In patients with operable rectal cancer who are considered to be at risk of both local and systemic failure if treated with surgery alone, a preoperative radiotherapy-based strategy and postoperative adjuvant chemotherapy should be considered. In contrast, patients mainly at risk of systemic relapse of disease may not require preoperative treatment, but should still be considered for postoperative adjuvant chemotherapy.

Timing and duration of treatment

For the safe delivery of treatment, an adequate interval for recovery from the procedure must be allowed after surgery before commencement of adjuvant chemotherapy. Most clinical trials usually specify that treatment should be started within 6 to 8 weeks of surgery, so that in clinical practice, it is also preferable that adjuvant treatment should be commenced within a similar time frame.
There is no evidence from the trials that have been conducted to date that there is any additional benefit from treatment with 5FU/leucovorin adjuvant chemotherapy for longer than 6 months [26,32]. Only one, the Royal Marsden Hospital SAFFA randomized trial, evaluated treatment for a shorter duration than 6 months. Its results suggest that 3 months of PVI 5FU is as good as 6 months of bolus 5FU/leucovorin adjuvant treatment [30]. The issue of whether short durations of treatment may be feasible without loss of efficacy should be explored further. For example, with agents such as oxaliplatin where there is a cumulative risk of peripheral neuropathy, short treatment durations may be one means of limiting the occurrence of this side effect.

Molecular markers in stage II and III colorectal cancer

There is significant ongoing interest in developing better prognostic and predictive tools than the current staging methods used.
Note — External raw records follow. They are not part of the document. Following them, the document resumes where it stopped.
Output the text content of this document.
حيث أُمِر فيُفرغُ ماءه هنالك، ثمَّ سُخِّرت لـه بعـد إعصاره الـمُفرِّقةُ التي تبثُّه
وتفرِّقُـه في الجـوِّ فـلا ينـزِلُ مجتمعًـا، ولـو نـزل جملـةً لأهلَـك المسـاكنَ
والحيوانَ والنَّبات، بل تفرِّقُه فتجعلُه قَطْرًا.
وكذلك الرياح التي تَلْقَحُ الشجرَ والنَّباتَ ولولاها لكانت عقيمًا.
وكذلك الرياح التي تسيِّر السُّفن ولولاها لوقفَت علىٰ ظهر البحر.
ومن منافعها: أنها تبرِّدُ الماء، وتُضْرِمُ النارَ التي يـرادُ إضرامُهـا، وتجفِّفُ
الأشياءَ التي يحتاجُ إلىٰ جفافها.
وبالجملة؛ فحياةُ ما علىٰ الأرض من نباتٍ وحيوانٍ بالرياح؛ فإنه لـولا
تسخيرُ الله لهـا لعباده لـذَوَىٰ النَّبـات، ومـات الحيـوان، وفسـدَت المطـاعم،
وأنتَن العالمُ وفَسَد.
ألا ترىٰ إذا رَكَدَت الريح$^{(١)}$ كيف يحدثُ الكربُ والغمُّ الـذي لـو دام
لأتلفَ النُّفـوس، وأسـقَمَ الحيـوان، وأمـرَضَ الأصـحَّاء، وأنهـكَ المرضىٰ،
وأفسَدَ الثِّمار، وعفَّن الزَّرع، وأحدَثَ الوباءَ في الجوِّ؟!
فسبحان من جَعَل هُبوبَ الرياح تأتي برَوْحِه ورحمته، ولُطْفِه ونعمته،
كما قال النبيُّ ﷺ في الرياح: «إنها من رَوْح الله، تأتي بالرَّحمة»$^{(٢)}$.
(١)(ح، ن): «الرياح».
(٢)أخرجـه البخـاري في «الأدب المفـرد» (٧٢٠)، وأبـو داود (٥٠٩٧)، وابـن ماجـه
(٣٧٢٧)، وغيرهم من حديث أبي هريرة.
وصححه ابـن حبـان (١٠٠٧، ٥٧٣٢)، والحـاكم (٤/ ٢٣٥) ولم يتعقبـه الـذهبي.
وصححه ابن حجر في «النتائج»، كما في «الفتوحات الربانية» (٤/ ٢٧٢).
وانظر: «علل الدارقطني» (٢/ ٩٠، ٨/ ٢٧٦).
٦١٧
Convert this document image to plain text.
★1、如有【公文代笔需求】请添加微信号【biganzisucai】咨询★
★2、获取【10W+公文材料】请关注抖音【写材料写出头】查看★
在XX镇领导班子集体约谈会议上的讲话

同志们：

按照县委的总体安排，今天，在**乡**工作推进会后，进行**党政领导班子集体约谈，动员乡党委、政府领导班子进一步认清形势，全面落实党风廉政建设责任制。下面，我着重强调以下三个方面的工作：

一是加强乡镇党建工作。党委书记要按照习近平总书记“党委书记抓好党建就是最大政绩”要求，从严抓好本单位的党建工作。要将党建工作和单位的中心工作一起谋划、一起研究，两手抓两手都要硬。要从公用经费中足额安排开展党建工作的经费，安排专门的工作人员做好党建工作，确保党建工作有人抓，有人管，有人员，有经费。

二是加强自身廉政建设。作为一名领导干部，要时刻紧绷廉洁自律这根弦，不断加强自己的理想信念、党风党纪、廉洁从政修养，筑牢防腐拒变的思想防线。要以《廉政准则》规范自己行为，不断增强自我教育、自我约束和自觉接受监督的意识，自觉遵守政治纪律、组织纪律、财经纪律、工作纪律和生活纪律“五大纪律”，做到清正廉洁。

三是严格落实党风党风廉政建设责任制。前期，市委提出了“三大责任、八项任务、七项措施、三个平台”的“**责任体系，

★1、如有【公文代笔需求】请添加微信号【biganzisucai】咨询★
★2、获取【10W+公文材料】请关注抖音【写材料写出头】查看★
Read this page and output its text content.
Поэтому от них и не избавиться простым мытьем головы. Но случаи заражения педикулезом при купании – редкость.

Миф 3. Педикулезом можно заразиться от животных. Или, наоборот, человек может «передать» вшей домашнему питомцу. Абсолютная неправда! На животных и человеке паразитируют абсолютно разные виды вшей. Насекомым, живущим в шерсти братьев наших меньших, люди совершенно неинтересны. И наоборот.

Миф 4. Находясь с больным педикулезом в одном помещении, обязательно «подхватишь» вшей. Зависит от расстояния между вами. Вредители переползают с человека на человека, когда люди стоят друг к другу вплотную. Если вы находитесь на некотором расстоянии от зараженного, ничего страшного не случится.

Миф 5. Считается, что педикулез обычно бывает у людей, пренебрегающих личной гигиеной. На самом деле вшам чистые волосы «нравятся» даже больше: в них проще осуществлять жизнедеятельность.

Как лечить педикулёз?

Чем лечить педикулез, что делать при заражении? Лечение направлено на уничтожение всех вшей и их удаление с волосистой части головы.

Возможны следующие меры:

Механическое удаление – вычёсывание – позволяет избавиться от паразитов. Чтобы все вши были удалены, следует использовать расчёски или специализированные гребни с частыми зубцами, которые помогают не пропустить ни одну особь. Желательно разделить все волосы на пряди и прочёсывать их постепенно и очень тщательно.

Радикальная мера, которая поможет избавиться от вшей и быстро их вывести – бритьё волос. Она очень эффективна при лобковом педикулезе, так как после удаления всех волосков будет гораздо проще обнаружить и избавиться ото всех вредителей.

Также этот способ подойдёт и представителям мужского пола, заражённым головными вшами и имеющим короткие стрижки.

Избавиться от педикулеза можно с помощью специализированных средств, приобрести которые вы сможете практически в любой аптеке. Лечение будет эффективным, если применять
One area of active research is in the use of molecular factors for this purpose, and whether such markers may help clinicians tailor treatment to an individual patient’s needs. Markers that have been found thus far to have prognostic or predictive significance in patients undergoing adjuvant treatment include TS (either overexpression or genotype), chromosome 18q deletion, microsatellite instability (MSI), p53 mutation, deoxy-ribonucleic acid (DNA) ploidy, and gene expression profiling [67-78]. Although none are yet in clinical use, they are starting to be evaluated for prospectively guiding clinical management in trials. For example, ECOG E5202 is a study in which patients with stage II colon cancer are stratified into high-risk (microsatellite stable [MSS] or low-frequency MSI with chromosome 18q loss of heterozygosity) or low-risk (MSS or low-frequency MSI with retention of 18q alleles, or high-frequency MSI regardless of 18q allele status) groups. Whereas patients in the low-risk group will be managed with observation only, the high-risk patients will be randomized between oxaliplatin/5FU/leucovorin with or without bevacizumab.

CONCLUSIONS

Adjuvant chemotherapy is recommended in patients with stage III colon cancer. Treatment options include oxaliplatin-based/5FU/leucovorin combination chemotherapy (eg, FOLFOX4 regimen), or fluoropyrimidine monotherapy with 5FU/leucovorin or capecitabine, depending on the assessed risk-benefit ratio from combination treatment in each patient. For patients with stage II colon cancer, adjuvant treatment should be considered in patients who have any of the risk factors suggested by the ASCO guidelines previously described [60]. Adjuvant chemotherapy should also be considered for patients with resectable rectal cancer who are at significant risk of systemic failure if treated with locoregional treatments alone. Treatment should commence between 6 to 8 weeks after surgery, provided patients adequately recover from the procedure. Treatment should be administered for 6 months. Ongoing and future clinical trials will determine the role of targeted agents such as bevacizumab and cetuximab as adjuvant treatments.